Morgan drew back in surprise.

“I tripped and fell. Then that critter was on me. He bent down and put that light in my face, and asked if I’d been quilling rum. That’s when I recognized the mate. I could see his rotten teeth and smell his foul-smelling breath. I lied and told him Scuttles had sent me down there, but he wasn’t convinced. He asked me in a real threatening voice what I’d heard. ‘Tell me now, Smith, or I will beat it out of you.’ I told him I just heard rats and ran because I was scared. Mr. Brown looked like he was going to kill me right there.”

“Go on,” Morgan urged. He was now beginning to understand why the second mate was paying so much attention to Hiram.

“This is the worst part,” Hiram recounted with a worried frown. “Then I seen that new cabin boy named Dalrymple holding up a lantern. Why, he came out of the shadows and calls out all scared-like to Mr. Brown, and the mate, he whirled around and yells at him to get back on the foredeck. . . .” Hiram paused for a moment, and then spoke in almost a whisper, a twisted smile on his face. “I reckon the second mate, when he gets out at sea, he feels certain needs.”

It took several seconds for the reality of what Hiram was saying to register. Morgan had wondered why the second mate was always snuffing around the freight hold, and why he always wanted to know where Hiram was. Now he knew. Brown was afraid he would be discovered by Hiram in his secret lair. Jack Brown was just making sure that no one else was down there in the guts of the ship.

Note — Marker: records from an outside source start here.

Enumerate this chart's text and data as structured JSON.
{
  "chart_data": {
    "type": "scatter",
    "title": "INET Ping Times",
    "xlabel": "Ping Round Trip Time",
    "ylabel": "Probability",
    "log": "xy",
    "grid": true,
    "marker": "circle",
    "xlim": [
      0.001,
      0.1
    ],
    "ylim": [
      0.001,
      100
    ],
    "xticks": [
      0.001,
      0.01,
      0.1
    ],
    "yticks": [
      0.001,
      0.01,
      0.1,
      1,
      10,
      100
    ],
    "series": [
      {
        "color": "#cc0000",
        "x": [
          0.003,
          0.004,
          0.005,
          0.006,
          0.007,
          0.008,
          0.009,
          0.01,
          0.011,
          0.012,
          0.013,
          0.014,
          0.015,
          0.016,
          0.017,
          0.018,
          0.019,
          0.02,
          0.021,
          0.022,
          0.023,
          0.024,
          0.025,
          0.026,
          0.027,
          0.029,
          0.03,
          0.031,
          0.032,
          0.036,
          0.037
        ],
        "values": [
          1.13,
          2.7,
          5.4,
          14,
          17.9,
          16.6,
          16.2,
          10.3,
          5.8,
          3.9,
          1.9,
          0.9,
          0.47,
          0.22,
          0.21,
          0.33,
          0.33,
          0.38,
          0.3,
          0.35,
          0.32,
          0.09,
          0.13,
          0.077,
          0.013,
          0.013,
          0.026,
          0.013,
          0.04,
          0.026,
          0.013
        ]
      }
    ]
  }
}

“Man alive! Then what happened?” Morgan asked in a more serious tone.

“Brown grabbed me by my shirt and shoved that lantern in my face and then said, ‘Whatever you heard, Smith, you better keep to yerself or you’ll find yerself climbing up Jacob’s ladder and not climbing down.’”

Morgan said nothing for a moment, and then turned to Hiram, shaking his head. He pulled the quid of tobacco he’d been chewing out of his mouth and handed it to his friend.